List of reference symbols

1 eye

2 capsular bag 3 ophthalmic implant

3a haptic part 3b optical part

4 cornea

5 ciliary body 6 zonular fibers

7 capsulorhexis

8 implant not according to the invention

9 cells

10 basic body 11 growth factor

12 adhesion promoters

13 concave area

14 convex area v vector II, V direction of migration

Claims

Claims

1. Ophthalmic implant (3) with a base body (10) and at least one growth factor (11) immobilized on the base body (10) for stimulating at least one aspect from a group, proliferation,

Migration and differentiation of cells (9) occurring in the human or animal eye.

2. Ophthalmic implant (3) according to claim 1, characterized in that it comprises a base body (10) with at least one haptic part (3a) and at least one optical part (3b).

3. Ophthalmic implant (3) according to claim 1 or 2, characterized in that it has at least one adhesion promoter (12) arranged on the base body (10), in particular fibronectin, vitronectin, laminin and / or a glycoprotein, for immobilizing cells (9) includes on the base body (10).

4. Ophthalmic implant (3) according to one of claims 1 to 3, characterized in that the base body (10) is at least partially finely structured and / or at least partially has a roughened surface and / or is at least partially sharp-edged.

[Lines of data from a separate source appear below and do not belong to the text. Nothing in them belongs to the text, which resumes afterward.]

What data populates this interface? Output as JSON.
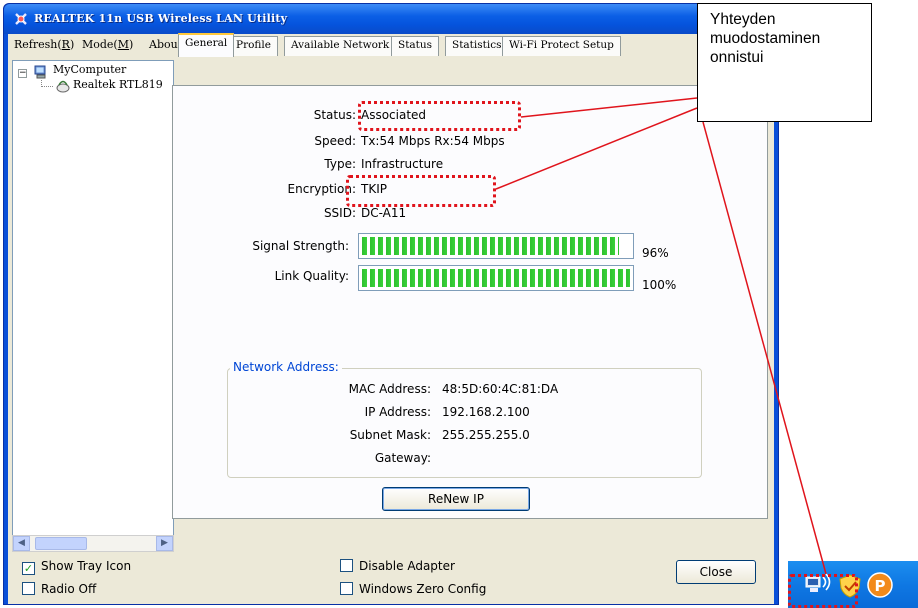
{
  "window": {
    "title": "REALTEK 11n USB Wireless LAN Utility"
  },
  "menu": [
    {
      "label": "Refresh(",
      "key": "R",
      "tail": ")"
    },
    {
      "label": "Mode(",
      "key": "M",
      "tail": ")"
    },
    {
      "label": "About(",
      "key": "A",
      "tail": ")"
    }
  ],
  "tree": {
    "root": "MyComputer",
    "child": "Realtek RTL819",
    "expander": "−"
  },
  "tabs": [
    "General",
    "Profile",
    "Available Network",
    "Status",
    "Statistics",
    "Wi-Fi Protect Setup"
  ],
  "active_tab": "General",
  "general": {
    "status_label": "Status:",
    "status_value": "Associated",
    "speed_label": "Speed:",
    "speed_value": "Tx:54 Mbps Rx:54 Mbps",
    "type_label": "Type:",
    "type_value": "Infrastructure",
    "encryption_label": "Encryption:",
    "encryption_value": "TKIP",
    "ssid_label": "SSID:",
    "ssid_value": "DC-A11",
    "signal_label": "Signal Strength:",
    "signal_value": 0.96,
    "signal_text": "96%",
    "link_label": "Link Quality:",
    "link_value": 1.0,
    "link_text": "100%"
  },
  "network": {
    "group_title": "Network Address:",
    "mac_label": "MAC Address:",
    "mac_value": "48:5D:60:4C:81:DA",
    "ip_label": "IP Address:",
    "ip_value": "192.168.2.100",
    "mask_label": "Subnet Mask:",
    "mask_value": "255.255.255.0",
    "gateway_label": "Gateway:",
    "gateway_value": "",
    "renew_button": "ReNew IP"
  },
  "bottom": {
    "show_tray_icon": {
      "label": "Show Tray Icon",
      "checked": true
    },
    "radio_off": {
      "label": "Radio Off",
      "checked": false
    },
    "disable_adapter": {
      "label": "Disable Adapter",
      "checked": false
    },
    "windows_zero_config": {
      "label": "Windows Zero Config",
      "checked": false
    },
    "close_button": "Close"
  },
  "callout": {
    "lines": [
      "Yhteyden",
      "muodostaminen",
      "onnistui"
    ]
  },
  "colors": {
    "highlight": "#e0141c",
    "bar_green": "#39d339",
    "title_blue": "#0b5fe6",
    "group_title": "#0046d5"
  },
  "icons": [
    "app-icon",
    "computer-icon",
    "adapter-icon",
    "wireless-tray-icon",
    "shield-tray-icon",
    "p-tray-icon"
  ]
}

5. Ophthalmic implant (3) according to claim 4, characterized in that the finely structured surface has concave areas (13) and convex areas (14), which are in particular strip-shaped, cylindrical, conical, hemispherical, cuboid, cube-shaped and / or pyramidal and / or are arranged in the form of at least one pattern from the group consisting of groove patterns, zigzag patterns, shark patterns and column patterns.

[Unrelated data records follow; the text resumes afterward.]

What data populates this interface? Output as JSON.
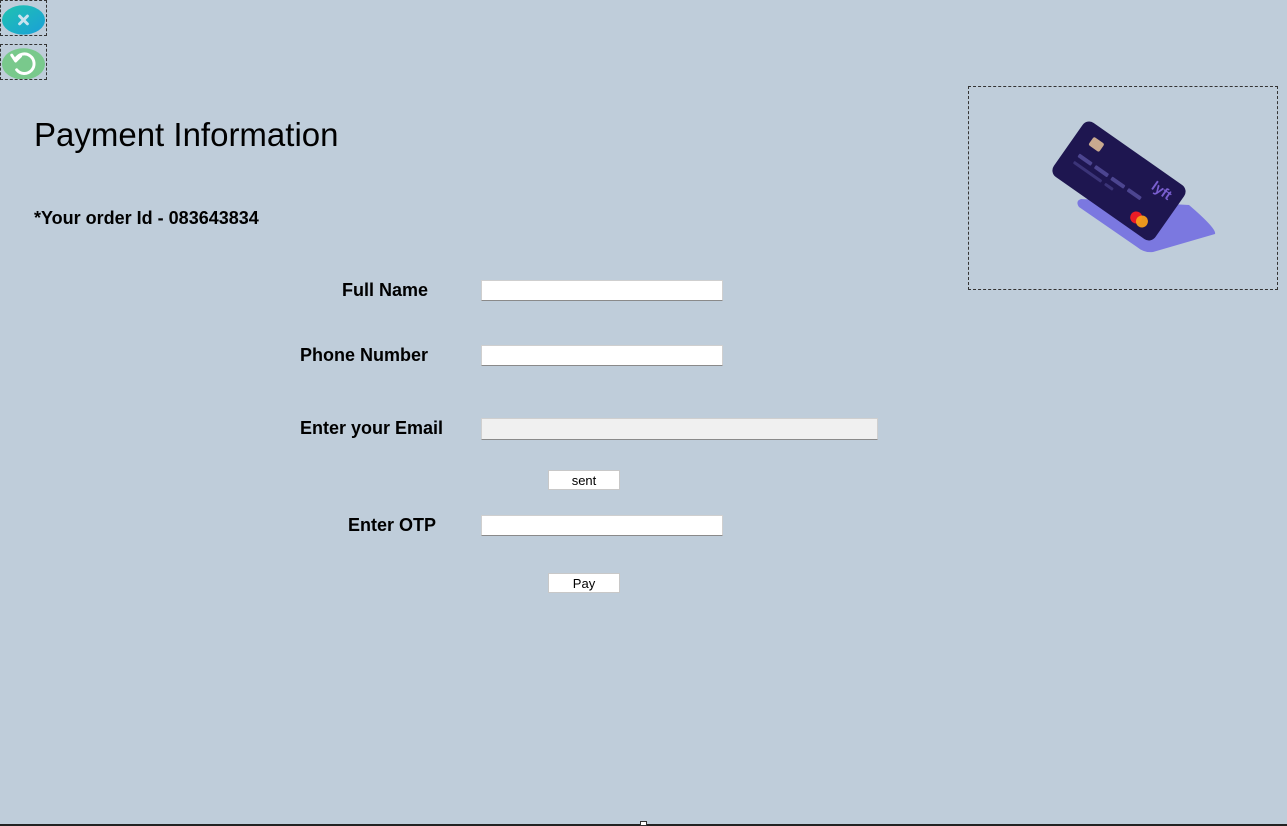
{
  "toolbar": {
    "close_icon": "close-icon",
    "back_icon": "undo-arrow-icon"
  },
  "page": {
    "title": "Payment Information",
    "order_text": "*Your order Id - 083643834"
  },
  "form": {
    "full_name": {
      "label": "Full Name",
      "value": ""
    },
    "phone": {
      "label": "Phone Number",
      "value": ""
    },
    "email": {
      "label": "Enter your Email",
      "value": ""
    },
    "sent_button": "sent",
    "otp": {
      "label": "Enter OTP",
      "value": ""
    },
    "pay_button": "Pay"
  },
  "illustration": {
    "icon": "credit-card-illustration",
    "card_color": "#1e1650",
    "shadow_color": "#7b78e0"
  },
  "colors": {
    "background": "#bfcdda",
    "close_button": "#1fb3c8",
    "back_button": "#79c98c"
  }
}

6. Ophthalmic implant (3) according to claim 2 and one of claims 4 or 5, characterized in that the finely structured surface has at least partially a periodic structural element, at least one extension vector (v) of the periodicity of the structural element, preferably perpendicular to an edge of the haptic Part (3a) and / or the optical part (3b) is arranged, and / or that the finely structured surface is formed at least in regions on the haptic part (3a) and concentric to an edge of the optical part (3b).

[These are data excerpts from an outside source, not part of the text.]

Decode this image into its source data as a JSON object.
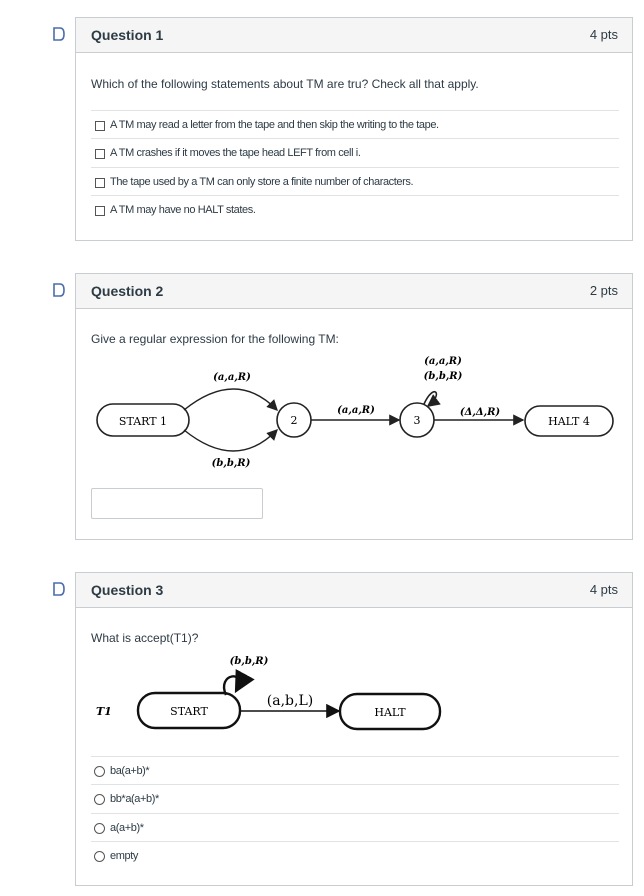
{
  "q1": {
    "title": "Question 1",
    "points": "4 pts",
    "text": "Which of the following statements about TM are tru? Check all that apply.",
    "options": [
      "A TM may read a letter from the tape and then skip the writing to the tape.",
      "A TM crashes if it moves the tape head LEFT from cell i.",
      "The tape used by a TM can only store a finite number of characters.",
      "A TM may have no HALT states."
    ]
  },
  "q2": {
    "title": "Question 2",
    "points": "2 pts",
    "text": "Give a regular expression for the following TM:",
    "answer_value": "",
    "diagram": {
      "start": "START 1",
      "s2": "2",
      "s3": "3",
      "halt": "HALT 4",
      "e_top": "(a,a,R)",
      "e_bottom": "(b,b,R)",
      "e_23": "(a,a,R)",
      "loop1": "(a,a,R)",
      "loop2": "(b,b,R)",
      "e_34": "(Δ,Δ,R)"
    }
  },
  "q3": {
    "title": "Question 3",
    "points": "4 pts",
    "text": "What is accept(T1)?",
    "diagram": {
      "name": "T1",
      "start": "START",
      "halt": "HALT",
      "loop": "(b,b,R)",
      "edge": "(a,b,L)"
    },
    "options": [
      "ba(a+b)*",
      "bb*a(a+b)*",
      "a(a+b)*",
      "empty"
    ]
  },
  "colors": {
    "flag": "#4a6ea9",
    "border": "#c7cdd1",
    "header_bg": "#f5f5f5"
  }
}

7. Ophthalmic implant (3) according to one of claims 1 to 6 or according to one of claims 4 to 6 when referring back to claim 3, characterized in that the growth factor (11) and / or the adhesion promoter (12) on the finely structured surface and / or is arranged on a side of the finely structured surface facing an edge of the base body (10).

8. Ophthalmic implant (3) according to one of claims 1 to 7, characterized in that the growth factor (11) is arranged in an edge region of the base body (10) and / or that the growth factor (11) for stimulating at least one aspect of the Group proliferation, migration and differentiation of cells occurring in the capsular bag (2) of a human or animal eye (1), in particular of lens epithelial cells.

9. Ophthalmic implant (3) according to one of claims 1 to 8, characterized in that the base body (10) consists at least partially of at least one hydrophilic and / or hydrophobic polymer and / or at least partially has a hydrophilic or hydrophobic surface.

10. Ophthalmic implant (3) according to one of claims 1 to 9, characterized in that this is designed as an intraocular lens or ring, in particular a capsular tension ring.